Buttressed by its acquisitions, such as Spansion and Broadcom’s IoT division, Cypress is now the top supplier of components for instrument cluster with 40 percent of market share. And now the chipmaker is aiming to earn a leading position in the next-generation body electronics platforms.
But how will Cypress stand out from the rest of the pack in body electronics? Connectivity is going to be a key differentiator. Cypress says that seven out of the top eight automotive OEMs employ the integrated Wi-Fi and Bluetooth solutions that are based on its Traveo automotive MCUs and other PSoCs.
Secure connections at low power
Cypress’ renewed confidence can also be attributed to a major design win.
German powerhouse, Continental AG, the top Tier 1 supplier to the automotive industry, recently picked the Traveo™ II II family of automotive MCUs for body electronics products that include central body control modules, sunroof control units, seat control units, smartphone terminals, and wireless power charging units.
Connectivity is raising the bar for body electronics, and, according to Cypress, the multicore Traveo II microcontroller, based on ARM® Cortex®-M7 and -M4 cores, handles the connectivity requirements using advanced peripherals that support the CAN-FD, Ethernet and FlexRay communication protocols.

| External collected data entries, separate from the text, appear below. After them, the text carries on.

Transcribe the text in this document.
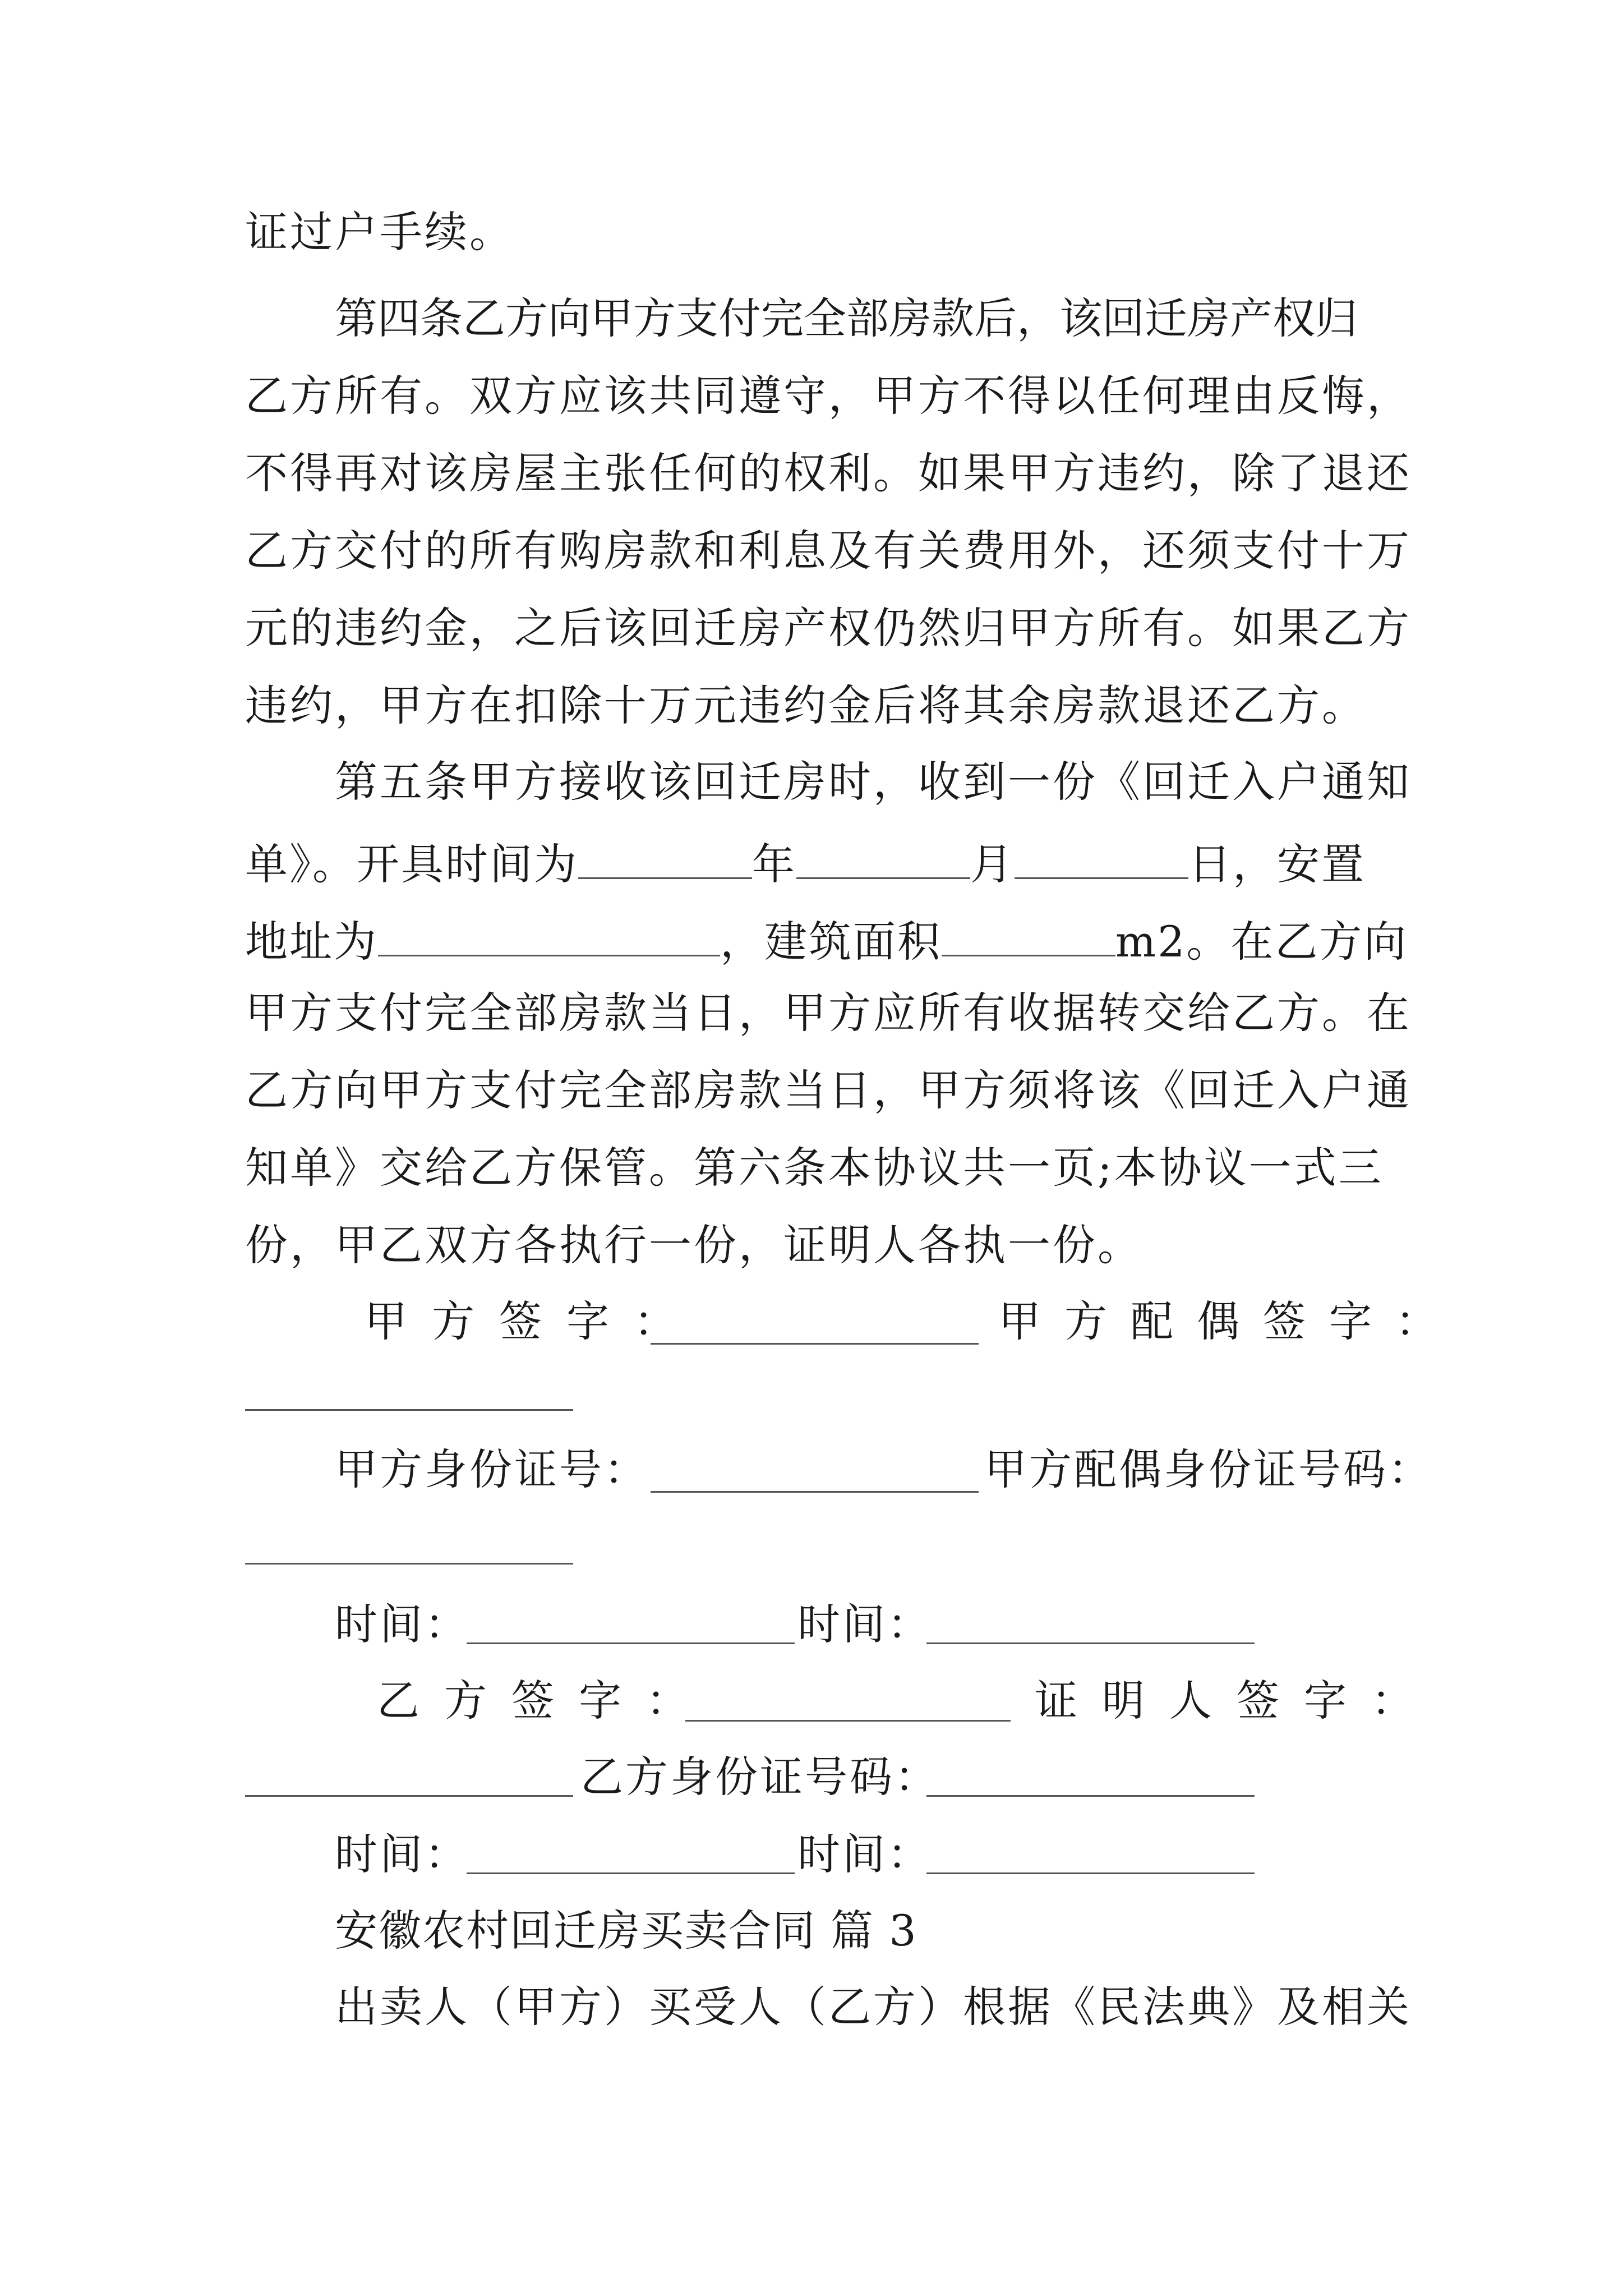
证过户手续。
第四条乙方向甲方支付完全部房款后，该回迁房产权归
乙方所有。双方应该共同遵守，甲方不得以任何理由反悔，
不得再对该房屋主张任何的权利。如果甲方违约，除了退还
乙方交付的所有购房款和利息及有关费用外，还须支付十万
元的违约金，之后该回迁房产权仍然归甲方所有。如果乙方
违约，甲方在扣除十万元违约金后将其余房款退还乙方。
第五条甲方接收该回迁房时，收到一份《回迁入户通知
单》。开具时间为	年	月	日，安置
地址为	，建筑面积	m2。在乙方向
甲方支付完全部房款当日，甲方应所有收据转交给乙方。在
乙方向甲方支付完全部房款当日，甲方须将该《回迁入户通
知单》交给乙方保管。第六条本协议共一页;本协议一式三
份，甲乙双方各执行一份，证明人各执一份。
甲方签字：	甲方配偶签字：
甲方身份证号：	甲方配偶身份证号码：
时间：	时间：
乙方签字：	证明人签字：
乙方身份证号码：
时间：	时间：
安徽农村回迁房买卖合同 篇 3
出卖人（甲方）买受人（乙方）根据《民法典》及相关
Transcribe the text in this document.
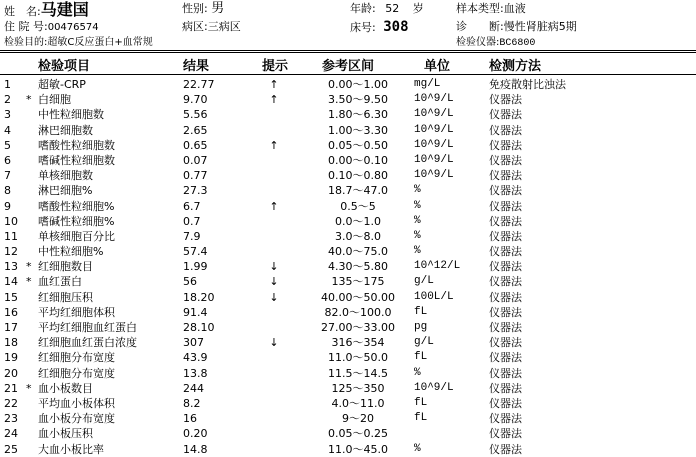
姓　名:马建国	性别: 男	年龄: 52 岁	样本类型:血液
住 院 号:00476574	病区:三病区	床号: 308	诊　　断:慢性肾脏病5期
检验目的:超敏C反应蛋白+血常规	检验仪器:BC6800
检验项目	结果	提示	参考区间	单位	检测方法
1 超敏-CRP	22.77	↑	0.00～1.00	mg/L	免疫散射比浊法
2 * 白细胞	9.70	↑	3.50～9.50	10^9/L	仪器法
3 中性粒细胞数	5.56	1.80～6.30	10^9/L	仪器法
4 淋巴细胞数	2.65	1.00～3.30	10^9/L	仪器法
5 嗜酸性粒细胞数	0.65	↑	0.05～0.50	10^9/L	仪器法
6 嗜碱性粒细胞数	0.07	0.00～0.10	10^9/L	仪器法
7 单核细胞数	0.77	0.10～0.80	10^9/L	仪器法
8 淋巴细胞%	27.3	18.7～47.0	%	仪器法
9 嗜酸性粒细胞%	6.7	↑	0.5～5	%	仪器法
10 嗜碱性粒细胞%	0.7	0.0～1.0	%	仪器法
11 单核细胞百分比	7.9	3.0～8.0	%	仪器法
12 中性粒细胞%	57.4	40.0～75.0	%	仪器法
13 * 红细胞数目	1.99	↓	4.30～5.80	10^12/L	仪器法
14 * 血红蛋白	56	↓	135～175	g/L	仪器法
15 红细胞压积	18.20	↓	40.00～50.00	100L/L	仪器法
16 平均红细胞体积	91.4	82.0～100.0	fL	仪器法
17 平均红细胞血红蛋白	28.10	27.00～33.00	pg	仪器法
18 红细胞血红蛋白浓度	307	↓	316～354	g/L	仪器法
19 红细胞分布宽度	43.9	11.0～50.0	fL	仪器法
20 红细胞分布宽度	13.8	11.5～14.5	%	仪器法
21 * 血小板数目	244	125～350	10^9/L	仪器法
22 平均血小板体积	8.2	4.0～11.0	fL	仪器法
23 血小板分布宽度	16	9～20	fL	仪器法
24 血小板压积	0.20	0.05～0.25	仪器法
25 大血小板比率	14.8	11.0～45.0	%	仪器法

Moreover, to prevent cars from being hacked, a critical demand in the increasingly connected automobile body electronics, the MCUs feature the enhanced Secure Hardware Extension (eSHE) support to safeguard connections to ECUs.
Power is another vital consideration in body electronics and the Traveo MCUs ensure low power consumption with a deep sleep mode. The Traveo II microcontrollers will start sampling in the second half of 2017.